TRIBUN-TIMUR.COM, RAJA AMPAT - Di balik bentang laut Raja Ampat yang mempesona dunia, kini tersimpan cerita lain di tengah memicu polemik, Tambang Nikel.
Aktivitas pertambangan ini menyisakan pertanyaan besar dari publik, siapa sebenarnya pemilik tambang nikel di tanah surga Papua itu?
Data Kementerian Lingkungan Hidup dan Kehutanan (KLHK) menyebut, terdapat empat perusahaan mengantongi izin tambang di kawasan Raja Ampat, terutama di Pulau Gag, Kawe, Manuran, hingga Batang Pele.
Namun, tak semua perusahaan ini terang-benderang soal rekam jejak maupun kepatuhan terhadap aturan lingkungan.
Berikut rinciannya:
1. PT Gag Nikel: Saham Dikuasai BUMN Antam
PT Gag Nikel menjadi pemain tambang paling senior di Raja Ampat.
Awalnya, perusahaan ini dimiliki oleh Asia Pacific Nickel Pty Ltd (Australia) dan PT Antam Tbk, perusahaan pelat merah milik negara.
Namun sejak 2008, PT Antam mengakuisisi seluruh saham perusahaan asing tersebut.
Artinya, saat ini tambang nikel di Pulau Gag sepenuhnya dikelola oleh BUMN Indonesia sendiri.
Tambang Gag Nikel beroperasi di area seluas 13.136 hektar, dengan izin produksi yang diterbitkan sejak 2017.
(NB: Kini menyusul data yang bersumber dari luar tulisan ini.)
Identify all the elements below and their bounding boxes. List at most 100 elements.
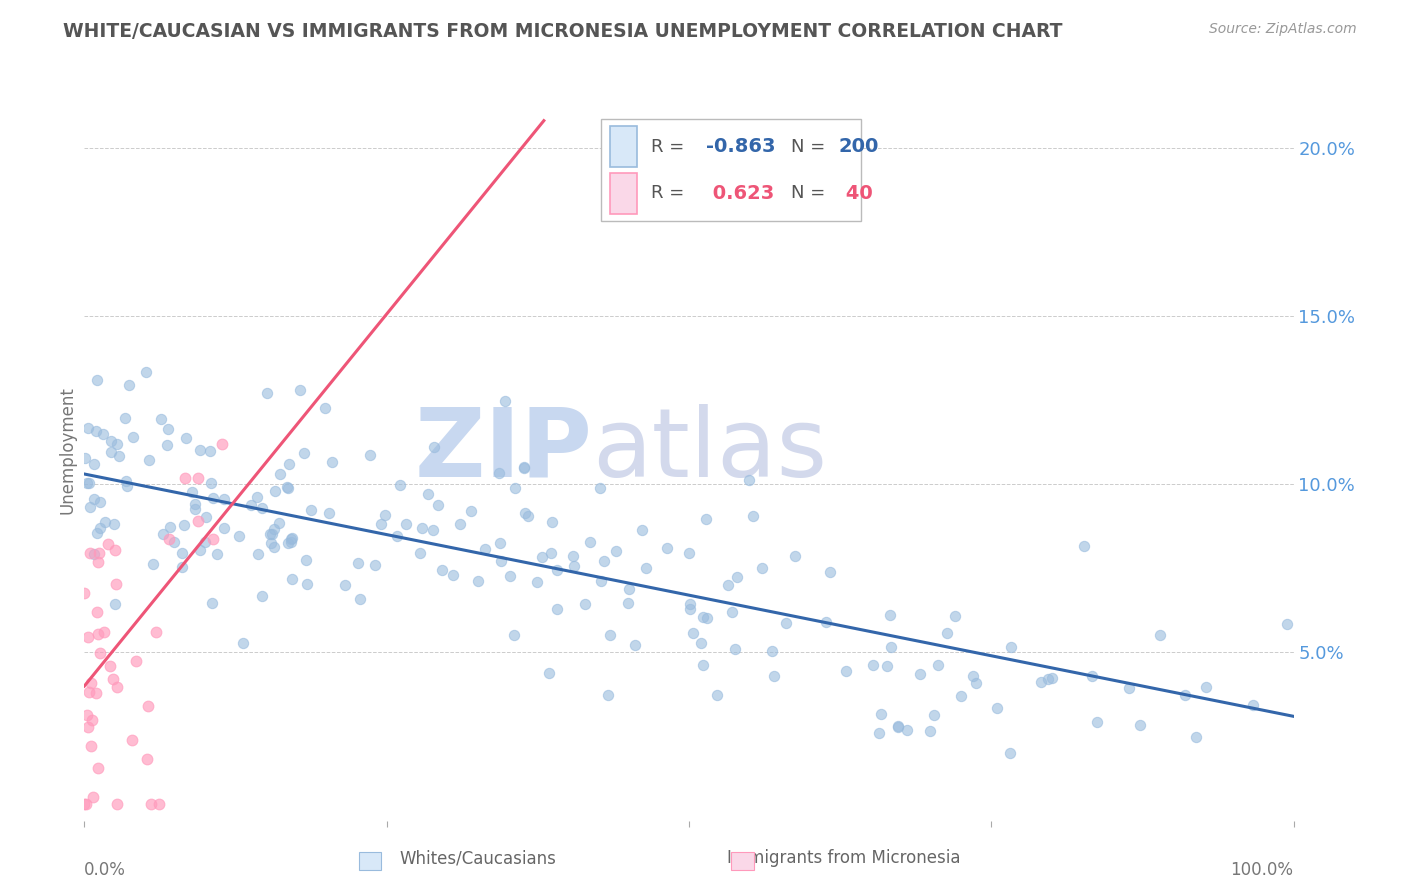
Text: R =: R = bbox=[651, 184, 690, 202]
Point bbox=[259, 527, 281, 541]
Point bbox=[1085, 715, 1108, 730]
Point bbox=[998, 747, 1021, 761]
Point bbox=[135, 365, 157, 379]
Point bbox=[409, 546, 432, 560]
Point bbox=[104, 577, 127, 591]
Point bbox=[695, 511, 717, 525]
Text: 200: 200 bbox=[839, 137, 879, 156]
Point bbox=[1149, 628, 1171, 642]
Point bbox=[142, 558, 165, 572]
Point bbox=[263, 484, 285, 499]
Point bbox=[159, 520, 181, 534]
Y-axis label: Unemployment: Unemployment bbox=[58, 386, 76, 515]
Point bbox=[574, 597, 596, 611]
Text: -0.863: -0.863 bbox=[706, 137, 775, 156]
Point bbox=[100, 445, 122, 459]
Point bbox=[87, 546, 110, 560]
Text: R =: R = bbox=[651, 137, 690, 155]
Point bbox=[986, 701, 1008, 715]
Point bbox=[513, 461, 536, 475]
Point bbox=[105, 436, 128, 450]
Point bbox=[86, 374, 108, 388]
Point bbox=[86, 525, 108, 540]
Point bbox=[83, 547, 105, 561]
Point bbox=[278, 457, 301, 471]
Point bbox=[281, 572, 304, 586]
Point bbox=[617, 582, 640, 597]
Point bbox=[152, 526, 174, 541]
Point bbox=[546, 563, 568, 577]
Point bbox=[280, 534, 302, 549]
Point bbox=[616, 597, 638, 611]
Point bbox=[538, 665, 561, 680]
Point bbox=[184, 497, 207, 511]
Point bbox=[91, 427, 114, 442]
Point bbox=[157, 533, 180, 547]
Point bbox=[887, 719, 910, 733]
Point bbox=[108, 449, 131, 463]
Text: N =: N = bbox=[790, 137, 831, 155]
Text: 100.0%: 100.0% bbox=[1230, 861, 1294, 879]
Point bbox=[149, 411, 172, 425]
Point bbox=[82, 789, 104, 804]
Point bbox=[631, 523, 654, 537]
Point bbox=[918, 723, 941, 738]
Point bbox=[83, 458, 105, 472]
Point bbox=[93, 625, 115, 640]
Point bbox=[100, 434, 122, 449]
Point bbox=[775, 616, 797, 631]
Point bbox=[114, 474, 136, 488]
Point bbox=[198, 444, 221, 458]
Point bbox=[157, 422, 180, 436]
Point bbox=[288, 384, 311, 398]
Point bbox=[277, 481, 299, 495]
Point bbox=[395, 517, 418, 532]
Point bbox=[763, 668, 786, 682]
Point bbox=[138, 453, 160, 467]
Point bbox=[170, 560, 193, 574]
Text: 0.623: 0.623 bbox=[706, 184, 775, 202]
Point bbox=[170, 546, 193, 560]
Text: 0.0%: 0.0% bbox=[84, 861, 127, 879]
Point bbox=[139, 797, 162, 811]
Point bbox=[260, 536, 283, 550]
Point bbox=[105, 680, 128, 694]
Point bbox=[751, 561, 773, 575]
Point bbox=[87, 555, 110, 569]
Point bbox=[79, 500, 101, 515]
Point bbox=[503, 481, 526, 495]
Point bbox=[77, 420, 100, 434]
Point bbox=[246, 491, 269, 505]
Point bbox=[267, 516, 290, 531]
Point bbox=[679, 597, 702, 611]
Point bbox=[269, 467, 291, 481]
FancyBboxPatch shape bbox=[610, 173, 637, 213]
Point bbox=[263, 522, 285, 536]
Point bbox=[77, 685, 100, 699]
Point bbox=[624, 638, 647, 652]
Point bbox=[449, 516, 471, 531]
Point bbox=[76, 630, 98, 644]
Point bbox=[605, 543, 627, 558]
Text: Whites/Caucasians: Whites/Caucasians bbox=[399, 849, 557, 867]
Point bbox=[349, 592, 371, 607]
Point bbox=[962, 669, 984, 683]
Text: 40: 40 bbox=[839, 184, 873, 202]
Point bbox=[104, 597, 127, 611]
Point bbox=[1040, 671, 1063, 685]
Point bbox=[73, 451, 96, 466]
Point bbox=[364, 558, 387, 572]
Text: WHITE/CAUCASIAN VS IMMIGRANTS FROM MICRONESIA UNEMPLOYMENT CORRELATION CHART: WHITE/CAUCASIAN VS IMMIGRANTS FROM MICRO… bbox=[63, 22, 1063, 41]
Point bbox=[965, 675, 987, 690]
Point bbox=[114, 411, 136, 425]
Point bbox=[531, 550, 554, 565]
Point bbox=[98, 659, 121, 673]
Point bbox=[562, 549, 585, 563]
Point bbox=[474, 541, 496, 556]
Point bbox=[97, 537, 120, 551]
Point bbox=[200, 596, 222, 610]
Point bbox=[73, 797, 96, 811]
Point bbox=[76, 476, 98, 491]
FancyBboxPatch shape bbox=[600, 119, 860, 221]
Point bbox=[148, 797, 170, 811]
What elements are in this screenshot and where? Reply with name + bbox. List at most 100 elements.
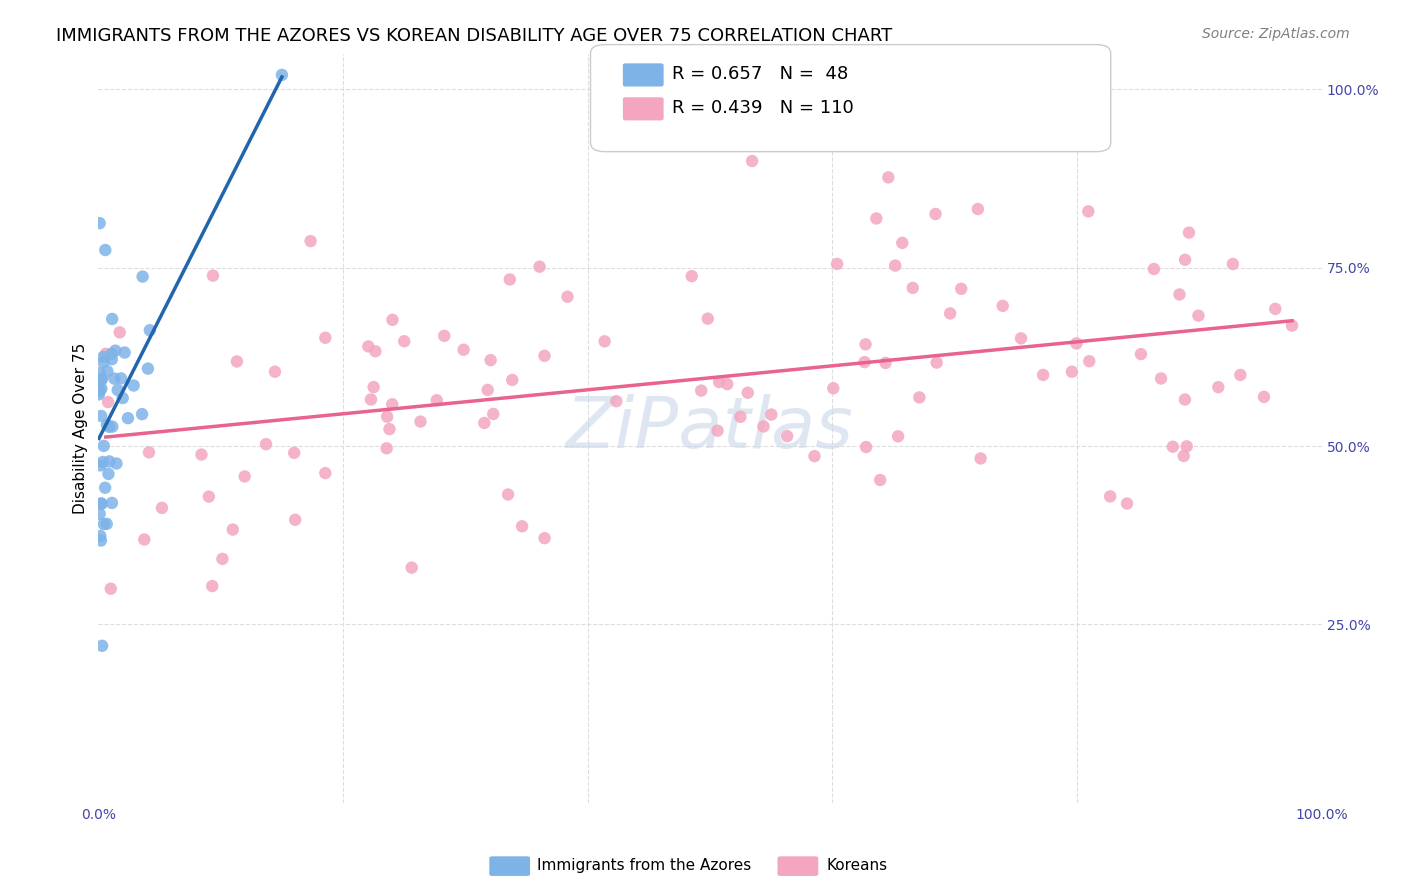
Point	[479, 353, 502, 368]
Point	[482, 407, 505, 421]
Point	[1129, 347, 1152, 361]
Point	[100, 347, 122, 361]
Point	[557, 290, 579, 304]
Point	[1222, 257, 1244, 271]
Point	[433, 329, 456, 343]
Point	[131, 269, 153, 284]
Point	[93, 350, 115, 364]
Point	[825, 257, 848, 271]
Point	[967, 202, 990, 216]
Point	[1168, 287, 1191, 301]
Point	[496, 487, 519, 501]
Point	[605, 394, 627, 409]
Point	[394, 334, 416, 349]
Point	[884, 259, 907, 273]
Point	[1143, 262, 1166, 277]
Point	[91, 455, 114, 469]
Point	[375, 409, 398, 424]
Point	[233, 469, 256, 483]
Point	[991, 299, 1014, 313]
Point	[299, 234, 322, 248]
Point	[716, 377, 738, 392]
Point	[96, 516, 118, 531]
Point	[254, 437, 277, 451]
Point	[401, 560, 423, 574]
Point	[89, 529, 111, 543]
Text: R = 0.657   N =  48: R = 0.657 N = 48	[672, 65, 848, 83]
Point	[94, 481, 117, 495]
Point	[1161, 440, 1184, 454]
Point	[1178, 226, 1201, 240]
Point	[114, 345, 136, 359]
Point	[89, 384, 111, 398]
Point	[453, 343, 475, 357]
Point	[1173, 449, 1195, 463]
Point	[865, 211, 887, 226]
Point	[101, 496, 124, 510]
Point	[501, 373, 523, 387]
Point	[593, 334, 616, 349]
Point	[94, 243, 117, 257]
Point	[1116, 496, 1139, 510]
Point	[98, 454, 121, 468]
Point	[103, 371, 125, 385]
Point	[1174, 392, 1197, 407]
Point	[855, 337, 877, 351]
Point	[1208, 380, 1230, 394]
Point	[803, 449, 825, 463]
Text: Source: ZipAtlas.com: Source: ZipAtlas.com	[1202, 27, 1350, 41]
Point	[201, 579, 224, 593]
Point	[1253, 390, 1275, 404]
Point	[1060, 365, 1083, 379]
Point	[375, 442, 398, 456]
Point	[108, 326, 131, 340]
Y-axis label: Disability Age Over 75: Disability Age Over 75	[73, 343, 89, 514]
Point	[1150, 371, 1173, 385]
Point	[1281, 318, 1303, 333]
Point	[969, 451, 991, 466]
Point	[90, 496, 112, 510]
Point	[752, 419, 775, 434]
Text: Koreans: Koreans	[827, 858, 887, 872]
Point	[211, 552, 233, 566]
Point	[111, 391, 134, 405]
Point	[90, 458, 112, 473]
Point	[90, 533, 112, 548]
Point	[1174, 252, 1197, 267]
Point	[737, 385, 759, 400]
Point	[90, 372, 112, 386]
Point	[96, 364, 118, 378]
Point	[87, 387, 110, 401]
Point	[201, 268, 224, 283]
Point	[924, 207, 946, 221]
Point	[138, 445, 160, 459]
Point	[1099, 489, 1122, 503]
Point	[98, 419, 121, 434]
Point	[105, 457, 128, 471]
Point	[908, 391, 931, 405]
Point	[139, 323, 162, 337]
Point	[741, 154, 763, 169]
Text: ZiPatlas: ZiPatlas	[567, 393, 853, 463]
Point	[855, 440, 877, 454]
Point	[499, 272, 522, 286]
Point	[117, 411, 139, 425]
Point	[887, 429, 910, 443]
Point	[134, 533, 156, 547]
Point	[110, 371, 132, 385]
Point	[90, 497, 112, 511]
Point	[264, 365, 287, 379]
Point	[1175, 439, 1198, 453]
Point	[91, 639, 114, 653]
Point	[925, 356, 948, 370]
Point	[89, 383, 111, 397]
Point	[690, 384, 713, 398]
Point	[101, 312, 124, 326]
Point	[696, 311, 718, 326]
Point	[107, 383, 129, 397]
Point	[381, 313, 404, 327]
Point	[101, 352, 124, 367]
Point	[93, 517, 115, 532]
Point	[136, 361, 159, 376]
Point	[283, 446, 305, 460]
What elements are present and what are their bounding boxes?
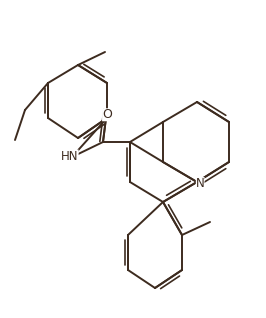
Text: HN: HN <box>61 149 79 162</box>
Text: O: O <box>102 108 112 121</box>
Text: N: N <box>196 177 205 190</box>
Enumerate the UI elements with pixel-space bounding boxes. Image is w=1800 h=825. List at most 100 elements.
2. PT Anugerah Surya Pratama: Raksasa Nikel China Beroperasi di Papua
Tak hanya BUMN, tambang Raja Ampat juga menarik investor asing, terutama dari Tiongkok.
Salah satunya adalah PT Anugerah Surya Pratama berada di bawah kendali Wanxiang Group, konglomerat nikel asal China.
Melalui entitasnya di Indonesia, PT Wanxiang Nickel Indonesia, perusahaan ini beroperasi di Pulau Waigeo dan Manuran, dengan fokus pada tambang dan smelter feronikel.